One director confessed that balance must be based on solving the basic needs. "If the hospital operations are very difficult and staff performance bonuses cannot be paid, then certainly the national examination cannot be managed. First, we must ensure that we can survive and retain our people."Cost control has become an inevitable choice for hospitals, especially for those struggling on the critical line of life, where survival is the primary task. Hospitals focus mainly on internal management practices, including the quality control of electronic medical record front pages, personnel cost management, refined analysis of drug and consumable usage, and applying for individual negotiations for cases with excessive expenditures, among others.

However, the strategies that can be adopted within the hospital are limited, and there are too many external variables—against this backdrop of the times, these managers can only do their best and leave the rest to fate.

A deputy dean of a third-class hospital in Xiamen expressed his helplessness, "In addition to refined management, our hospital has also established a day surgery center, which has greatly improved the hospital's efficiency, but the DIP settlement is still far from satisfactory."

For hospitals with more resources, the combined force between DRG/DIP settlement and CMI value outweighs the conflicts.

The core of DRG is cost control, while CMI reflects the level of medical resource consumption; they seem to be incompatible. Industry insiders say that hospitals were initially anxious about this, but in reality, many hospitals have undergone structural adjustments after experiencing DRG/DIP payments.

He stated, "Especially for large hospitals, although they are controlling costs overall, they treat more patients with high CMI values who have complex, critical, and severe illnesses, and admit fewer patients with low CMI values from basic disease groups. The hospital's CMI data may even increase."

A person in charge of a third-class hospital in Wuxi also suggested that combining DRG analysis with CMI analysis is more helpful for assessing the development direction of clinical departments.

His approach is to analyze whether the issue is with drug and consumable usage or efficiency for departments that are losing money and have high CMI values; to re-evaluate the development direction for departments that are profitable and have low CMI values; and to consider downsizing departments that are both losing money and have low CMI values.

There are certain departments and disease types that ambitious hospitals are willing to undertake even at a loss, also known as strategically unprofitable disease types, which are commonly found in the construction of high-precision and new technologies in specialized fields, as well as in the construction of a hospital's critical and severe disease treatment capabilities.

"In the past, it was difficult for our hospital to treat critical and severe cases, and there was resistance in the clinical departments.
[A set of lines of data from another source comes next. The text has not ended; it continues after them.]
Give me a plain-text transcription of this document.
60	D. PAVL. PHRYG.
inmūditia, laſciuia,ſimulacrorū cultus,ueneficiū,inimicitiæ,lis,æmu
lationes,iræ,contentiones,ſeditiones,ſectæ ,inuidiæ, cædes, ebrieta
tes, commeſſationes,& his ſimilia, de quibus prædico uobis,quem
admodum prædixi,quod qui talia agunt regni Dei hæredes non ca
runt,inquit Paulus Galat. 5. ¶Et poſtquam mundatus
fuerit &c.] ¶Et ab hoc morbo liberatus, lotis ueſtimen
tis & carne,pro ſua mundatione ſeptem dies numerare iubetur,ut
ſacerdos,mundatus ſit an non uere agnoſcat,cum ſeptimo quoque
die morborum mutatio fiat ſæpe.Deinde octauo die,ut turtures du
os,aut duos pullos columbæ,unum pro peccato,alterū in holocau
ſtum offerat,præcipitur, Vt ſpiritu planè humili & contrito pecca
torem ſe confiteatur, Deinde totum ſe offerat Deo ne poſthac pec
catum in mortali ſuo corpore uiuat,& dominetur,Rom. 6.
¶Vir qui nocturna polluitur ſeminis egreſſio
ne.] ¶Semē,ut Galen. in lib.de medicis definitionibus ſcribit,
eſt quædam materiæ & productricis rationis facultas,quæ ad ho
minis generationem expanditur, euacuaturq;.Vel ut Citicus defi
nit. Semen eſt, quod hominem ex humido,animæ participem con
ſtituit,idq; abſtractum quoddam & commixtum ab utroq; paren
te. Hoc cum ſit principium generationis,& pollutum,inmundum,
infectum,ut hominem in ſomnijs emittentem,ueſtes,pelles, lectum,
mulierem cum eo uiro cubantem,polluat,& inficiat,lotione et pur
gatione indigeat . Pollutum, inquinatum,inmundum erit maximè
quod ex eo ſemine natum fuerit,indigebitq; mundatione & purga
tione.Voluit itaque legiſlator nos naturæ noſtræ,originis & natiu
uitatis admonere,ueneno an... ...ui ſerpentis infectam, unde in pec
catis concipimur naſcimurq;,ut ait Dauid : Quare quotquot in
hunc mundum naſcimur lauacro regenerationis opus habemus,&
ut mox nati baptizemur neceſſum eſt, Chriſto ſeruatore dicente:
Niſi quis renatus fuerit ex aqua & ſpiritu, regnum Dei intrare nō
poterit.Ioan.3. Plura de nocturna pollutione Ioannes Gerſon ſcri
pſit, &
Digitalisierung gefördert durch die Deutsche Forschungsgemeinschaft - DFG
Later, the hospital provided certain support for the symbolic technologies of critical and severe disease treatment, and even if the cases exceeded the budget, as long as the diagnosis and treatment were reasonable, we would also provide rewards," said a deputy dean of a provincial third-class hospital in Jiangsu. "Looking at the past few years, including DRG indicators, CMI values, and cost consumption indices, our hospital's indicators have shown significant improvement."Hospitals are in the midst of a transition from the "old era" to the "new era." Regardless of the devaluation of point values, hospital losses, or the dilemma between medical insurance settlement and national examinations, the DRG/DIP payment system has created an ecological environment where "only the strong survive in a narrow path encounter," which may already be a foregone conclusion.

The question posed by the hospital directors, "Will devaluation be a bottomless pit?" might actually be asking, "What are the rules, exactly?"